Cognitive complaints are common in the population. In many such cases, history and examination reveal significant impairment in more than one cognitive domain and concomitant functional decline—and in these cases the findings provide for a diagnosis of dementia (see
Chapter 11). However, in many other cases, there may be involvement of just one cognitive domain and/or lack of any clear functional decline, and diagnosis of dementia may not be warranted. An “intermediate state,” neither representing dementia proper nor normality, must exist in the gradually progressive transition from normal brain health to dementia. There needs to be some means to categorize such a state as a diagnostic entity, even though it may simply be early stage of a degenerative brain disease. In the 20th century, a variety of nonspecific terms were invoked to describe this intermediate state, including “pure amnestic disorder,” “age-related memory impairment (ARMI),” “age-associated memory impairment (AAMI),” “questionable dementia (QD),” “cognitive impairment no dementia (CIND),” and “prodromal dementia.” Originally, such terms were predicated on the idea that perhaps this change was to be expected during normal aging. With the increased understanding of the biologic underpinnings of cognitive disorders, this view became less tenable. Thus for individuals with impairment not meeting dementia criteria, the term
mild cognitive impairment or MCI was coined. The original clinical definition of MCI was memory-based and required a subjective memory complaint, a documented objective deficit in memory, overall normal general cognitive function, and a lack of “significant” functional impairment precluding a diagnosis of dementia. This was codified by the American Academy of Neurology in 2001. A large proportion of these cases ultimately develop dementia, mostly due to Alzheimer disease, at a rate of between 7% and 20% per year, although over a few years, some persons remain relatively stable, nonprogressive, or even improve. The definition of MCI has been broadened to domains other than memory to reflect non-Alzheimer dementias, (
Table 49.1).
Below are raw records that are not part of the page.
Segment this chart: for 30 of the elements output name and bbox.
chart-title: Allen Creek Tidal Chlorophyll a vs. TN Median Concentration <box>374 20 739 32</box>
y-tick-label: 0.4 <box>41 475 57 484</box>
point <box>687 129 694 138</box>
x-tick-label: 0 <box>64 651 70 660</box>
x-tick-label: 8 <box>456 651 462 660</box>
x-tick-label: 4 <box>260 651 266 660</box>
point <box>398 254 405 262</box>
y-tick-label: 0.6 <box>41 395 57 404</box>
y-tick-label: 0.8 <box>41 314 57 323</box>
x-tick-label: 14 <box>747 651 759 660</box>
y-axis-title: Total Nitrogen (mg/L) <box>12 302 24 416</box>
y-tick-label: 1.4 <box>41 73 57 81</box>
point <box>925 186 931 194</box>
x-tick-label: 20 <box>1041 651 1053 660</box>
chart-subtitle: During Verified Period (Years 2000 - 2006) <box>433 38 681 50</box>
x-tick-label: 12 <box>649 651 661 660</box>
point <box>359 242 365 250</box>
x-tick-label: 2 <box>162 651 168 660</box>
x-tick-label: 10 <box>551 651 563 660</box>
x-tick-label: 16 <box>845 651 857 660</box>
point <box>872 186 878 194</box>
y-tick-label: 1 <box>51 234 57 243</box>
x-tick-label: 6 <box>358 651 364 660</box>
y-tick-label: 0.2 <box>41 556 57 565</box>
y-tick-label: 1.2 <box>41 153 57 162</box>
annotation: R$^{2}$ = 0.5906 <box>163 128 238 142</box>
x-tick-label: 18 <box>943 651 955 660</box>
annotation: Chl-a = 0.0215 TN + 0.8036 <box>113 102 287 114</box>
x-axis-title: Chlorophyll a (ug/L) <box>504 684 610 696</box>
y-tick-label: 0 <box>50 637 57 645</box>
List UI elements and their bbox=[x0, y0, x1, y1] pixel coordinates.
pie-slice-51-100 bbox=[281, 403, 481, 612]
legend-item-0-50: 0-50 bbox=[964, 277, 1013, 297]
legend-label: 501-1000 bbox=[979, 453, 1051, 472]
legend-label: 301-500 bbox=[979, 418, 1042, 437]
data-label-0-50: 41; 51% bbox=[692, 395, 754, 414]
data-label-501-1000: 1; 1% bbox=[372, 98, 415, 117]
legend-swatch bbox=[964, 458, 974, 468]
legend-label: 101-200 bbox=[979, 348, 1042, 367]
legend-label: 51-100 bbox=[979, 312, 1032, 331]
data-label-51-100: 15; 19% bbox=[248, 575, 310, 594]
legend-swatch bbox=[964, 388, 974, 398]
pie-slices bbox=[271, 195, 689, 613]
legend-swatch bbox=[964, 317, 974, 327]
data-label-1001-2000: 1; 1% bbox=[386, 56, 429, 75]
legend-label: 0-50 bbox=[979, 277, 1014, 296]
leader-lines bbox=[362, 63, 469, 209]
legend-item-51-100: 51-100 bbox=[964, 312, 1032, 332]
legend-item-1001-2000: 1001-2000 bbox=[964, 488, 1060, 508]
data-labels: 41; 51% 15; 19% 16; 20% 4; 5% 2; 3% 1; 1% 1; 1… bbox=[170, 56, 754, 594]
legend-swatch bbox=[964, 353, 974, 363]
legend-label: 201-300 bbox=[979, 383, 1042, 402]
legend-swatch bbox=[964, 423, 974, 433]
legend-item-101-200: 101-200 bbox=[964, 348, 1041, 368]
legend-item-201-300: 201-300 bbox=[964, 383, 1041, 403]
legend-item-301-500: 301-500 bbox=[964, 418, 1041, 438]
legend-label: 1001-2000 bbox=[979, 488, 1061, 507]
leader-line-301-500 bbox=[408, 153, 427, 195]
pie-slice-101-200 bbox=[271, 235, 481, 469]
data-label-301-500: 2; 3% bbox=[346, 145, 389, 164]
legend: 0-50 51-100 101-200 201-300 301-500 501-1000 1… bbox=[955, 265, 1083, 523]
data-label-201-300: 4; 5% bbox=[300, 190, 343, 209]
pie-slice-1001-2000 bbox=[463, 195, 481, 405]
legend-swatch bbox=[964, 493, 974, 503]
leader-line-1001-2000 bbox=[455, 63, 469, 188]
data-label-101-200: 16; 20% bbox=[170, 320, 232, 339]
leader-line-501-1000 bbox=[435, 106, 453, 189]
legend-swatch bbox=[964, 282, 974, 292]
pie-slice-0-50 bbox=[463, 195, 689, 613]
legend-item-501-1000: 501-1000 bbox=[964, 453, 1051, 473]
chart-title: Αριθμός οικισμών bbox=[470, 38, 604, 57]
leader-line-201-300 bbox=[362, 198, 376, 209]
These other types of MCI include single domain amnestic, amnestic multidomain, nonamnestic single domain, and nonamnestic multidomain impairments (
Table 49.2).
MCI has also been codified by the committees of the American Psychiatric Association in 2013. The formulation of the diagnostic criteria of
Diagnostic and Statistical Manual of Mental Disorders, 5th edition (
DSM-5), recognizes that for each dementing disorder, there must be a state in which the impairment does not reach the level of dementia. Thus, each dementing disorder is categorized as a “major neurocognitive disorder” or “minor neurocognitive disorder.” For example, Alzheimer dementia is “major,” whereas amnestic MCI is “minor.” For Alzheimer disease, which is the likely outcome for most amnestic MCI patients, biomarkers have allowed segmentation of the relatively slow neurodegenerative process into different diagnostic phases. The National Institute on Aging and Alzheimer’s Association workgroup in 2011 divided the Alzheimer neurodegenerative spectrum into three phases: “preclinical” disease in which persons are
asymptomatic but have biomarker evidence of an early Alzheimer process, a “symptomatic predementia phase” synonymous with MCI, and then the actual symptomatic dementia phase of Alzheimer disease (
Table 49.3 and
Fig. 49.1). In summary,
mild cognitive impairment is a diagnostic term referring to a cognitively impaired state of less extent or severity than a dementia. MCI is generally, but not always, an early symptomatic state of a neurodegenerative process.